Omics to address the opportunities and challenges of nanotechnology in agriculture
Published in Critical Reviews in Environmental Science and Technology, 2021
Sanghamitra Majumdar, Arturo A. Keller
Electrospray ionization (ESI) and Matrix-Assisted Laser Desorption Ionization (MALDI) are the most common platforms used to ionize peptides and proteins. The precise molecular mass of the resulting ions is then analyzed using mass analyzers, such as ion trap, quadrupole, Orbitrap, time-of-flight (TOF), and Fourier transform ion cyclotron resonance (FTICR), which are often used in tandem to achieve higher degrees of ion separation (Lai et al., 2012). In untargeted proteomics using LC-MS/MS, data dependent acquisition is performed, where the highest abundance peptide ions from full MS scans are selected for MS/MS. However, this may generate datasets skewed toward the identification of relatively high abundance proteins, thereby masking and excluding the low abundance proteins from quantification (Hart-Smith et al., 2017).
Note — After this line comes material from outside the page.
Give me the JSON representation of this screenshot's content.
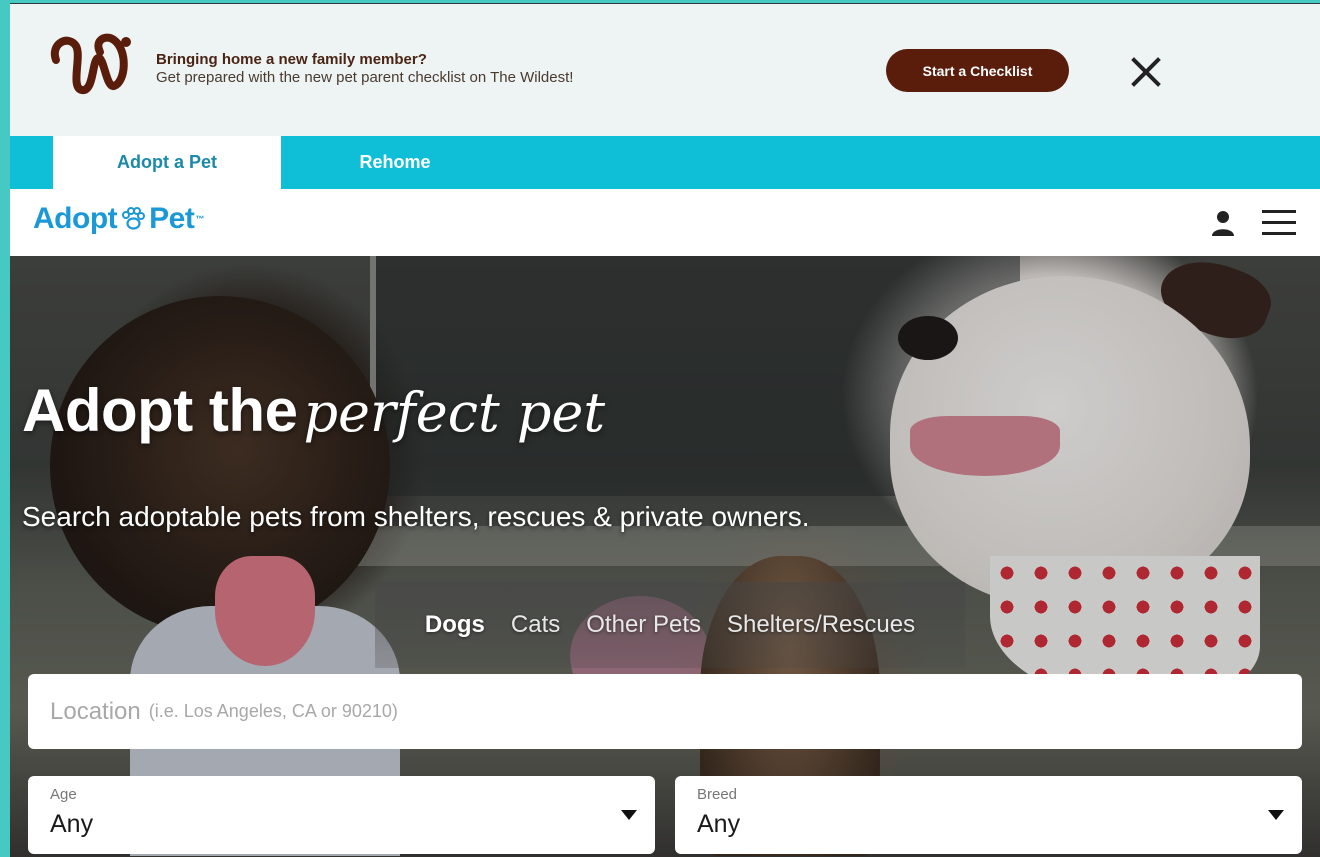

Several labeling techniques such as isobaric Tags for Relative and Absolute Quantitation (iTRAQ) and Stable Isotope Labeling by Amino acids in Cell culture (SILAC) are also available which can help to reduce errors introduced during measurement conditions. However, untargeted proteomic analysis requires extensive data processing and is currently challenged by incomplete and limited nature of plant genomic and proteomic databases. In recent times, the use of label-free shotgun proteomic techniques have become increasingly popular, as they do not restrict the number of proteins identified compared to gel-based methods (Majumdar et al., 2015, 2019; Mirzajani et al., 2014; Vannini et al., 2014; Verano-Braga et al., 2014). However, gel-free methods have several drawbacks, such as masking of low abundant peptides and unavailability of protein database for all species.